WJG (26/09/09) Sometimes it really easy to do relatively complex jobs in Tcl. But, I guess regular Tclers know that anyway. Handling a lot of texts possibly in mixed romanised script is a daily task for me. SCIM on Linux goes a long way to help, but there's the need to constantly switch my input system between a number of encodings. Sometimes it helps to use ascii key combinations. This is where ITRANS [L1 ] comes in useful. ITRANS a system developed as a means of depicting Indic languages using the base ASCII code set. So,its easy!
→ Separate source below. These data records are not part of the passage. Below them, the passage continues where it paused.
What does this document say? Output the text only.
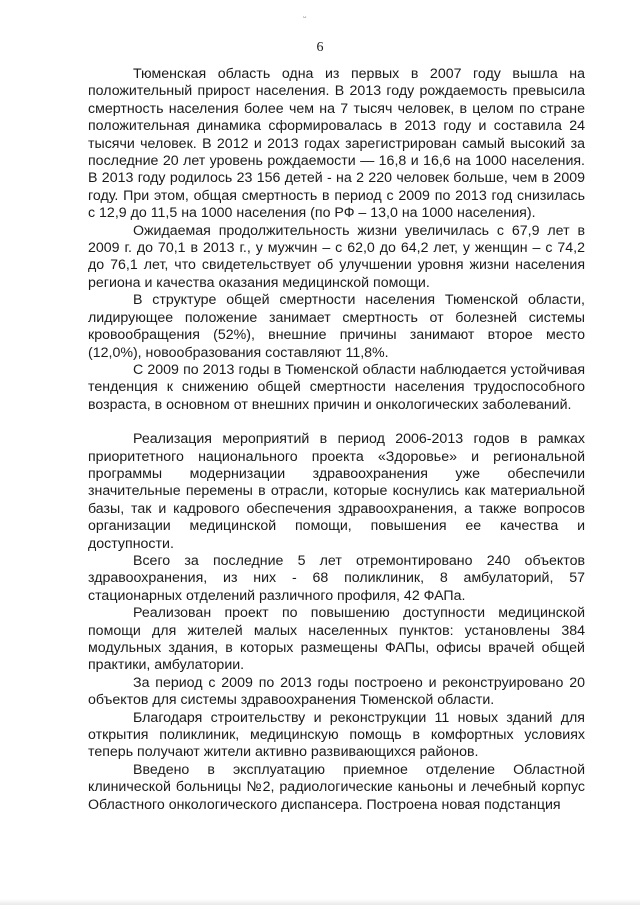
ᵕ
6

Тюменская область одна из первых в 2007 году вышла на положительный прирост населения. В 2013 году рождаемость превысила смертность населения более чем на 7 тысяч человек, в целом по стране положительная динамика сформировалась в 2013 году и составила 24 тысячи человек. В 2012 и 2013 годах зарегистрирован самый высокий за последние 20 лет уровень рождаемости — 16,8 и 16,6 на 1000 населения. В 2013 году родилось 23 156 детей - на 2 220 человек больше, чем в 2009 году. При этом, общая смертность в период с 2009 по 2013 год снизилась с 12,9 до 11,5 на 1000 населения (по РФ – 13,0 на 1000 населения).

Ожидаемая продолжительность жизни увеличилась с 67,9 лет в 2009 г. до 70,1 в 2013 г., у мужчин – с 62,0 до 64,2 лет, у женщин – с 74,2 до 76,1 лет, что свидетельствует об улучшении уровня жизни населения региона и качества оказания медицинской помощи.

В структуре общей смертности населения Тюменской области, лидирующее положение занимает смертность от болезней системы кровообращения (52%), внешние причины занимают второе место (12,0%), новообразования составляют 11,8%.

С 2009 по 2013 годы в Тюменской области наблюдается устойчивая тенденция к снижению общей смертности населения трудоспособного возраста, в основном от внешних причин и онкологических заболеваний.

Реализация мероприятий в период 2006-2013 годов в рамках приоритетного национального проекта «Здоровье» и региональной программы модернизации здравоохранения уже обеспечили значительные перемены в отрасли, которые коснулись как материальной базы, так и кадрового обеспечения здравоохранения, а также вопросов организации медицинской помощи, повышения ее качества и доступности.

Всего за последние 5 лет отремонтировано 240 объектов здравоохранения, из них - 68 поликлиник, 8 амбулаторий, 57 стационарных отделений различного профиля, 42 ФАПа.

Реализован проект по повышению доступности медицинской помощи для жителей малых населенных пунктов: установлены 384 модульных здания, в которых размещены ФАПы, офисы врачей общей практики, амбулатории.

За период с 2009 по 2013 годы построено и реконструировано 20 объектов для системы здравоохранения Тюменской области.

Благодаря строительству и реконструкции 11 новых зданий для открытия поликлиник, медицинскую помощь в комфортных условиях теперь получают жители активно развивающихся районов.

Введено в эксплуатацию приемное отделение Областной клинической больницы №2, радиологические каньоны и лечебный корпус Областного онкологического диспансера. Построена новая подстанция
Imagine my nightmares of using mixed Chinese-Characters, Pinyin, Romanised Sanskrit (IAST) [L2 ] and English key mappings! Its a lot of switching about. Hence this little routine. I guess that an ITRANS to Devanagari converter is now called for.
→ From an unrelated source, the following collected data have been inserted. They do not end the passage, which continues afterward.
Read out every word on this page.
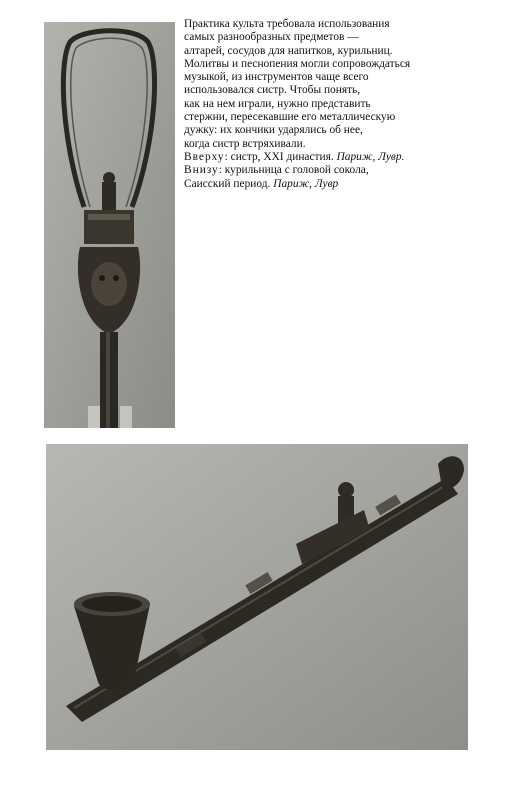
Практика культа требовала использования

самых разнообразных предметов —

алтарей, сосудов для напитков, курильниц.

Молитвы и песнопения могли сопровождаться

музыкой, из инструментов чаще всего

использовался систр. Чтобы понять,

как на нем играли, нужно представить

стержни, пересекавшие его металлическую

дужку: их кончики ударялись об нее,

когда систр встряхивали.

Вверху: систр, XXI династия. Париж, Лувр.

Внизу: курильница с головой сокола,

Саисский период. Париж, Лувр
#=============== # ITrans-Unicode.tcl #=============== # Author: William J Giddings # Date: 26/09/09 #=============== #!/bin/sh # the next line restarts using tclsh \ exec tclsh "$0" "$@" #--------------- # convert ITRANS ascii sequence to Unicode #--------------- proc ITrans { key } { return [string map { "aa" "ā" "AA" "Ā" "ii" "ī" "II" "Ī" "uu" "ū" "UU" "Ū" ".r" "ṛ" ".R" "Ṛ" ".rr" "ṝ" ".RR" "Ṝ" ".l" "ḷ" ".L" "Ḷ" ".ll" "ḹ" ".LL" "Ḹ" ".M" "ṁ" ".m" "ṃ" ".h" "ḥ" ".H" "Ḥ" ";n" "ṅ" ";N" "Ṅ" "~n" "ñ" "~N" "Ñ" ".t" "ṭ" ".T" "Ṭ" ".d" "ḍ" ".D" "Ḍ" ".n" "ṇ" ".N" "Ṇ" ";s" "ś" ";S" "Ś" ".s" "ṣ" ".S" "Ṣ" } $key] } # Demonstration code puts [ITrans "praaj~napaaramitaa"] puts [ITrans "rat.nagunasa.Mcayagaathaa"] puts [ITrans "K.r.s.na"]
The demonstration code produces this output:
prājñapāramitā ratṇagunasaṁcayagāthā Kṛṣṇa
DGP This script should use the -encoding option of tclsh to be sure that tclsh uses the encoding in which all the characters in this script are stored in the file. This is probably utf-8.
jbr - 2009-11-13 22:23:24
Here are a bunch of other characters with a TeX mapping. [L3 ]
WJG (25/03/13) It might be worth noting for any Linux users who happen to be Sanskritists or work with any other Indic language that a while ago I submitted an IAST module based upon the above script for distribution with the M17N library used by SCIM to handle multi-language input. This certainly makes implementing complex input methods more manageable. This code snippet need not be forgotten, however, as there are quote a number of online texts out there on the web encoded in ITRANS which can be downloaded and converted using this simple proc.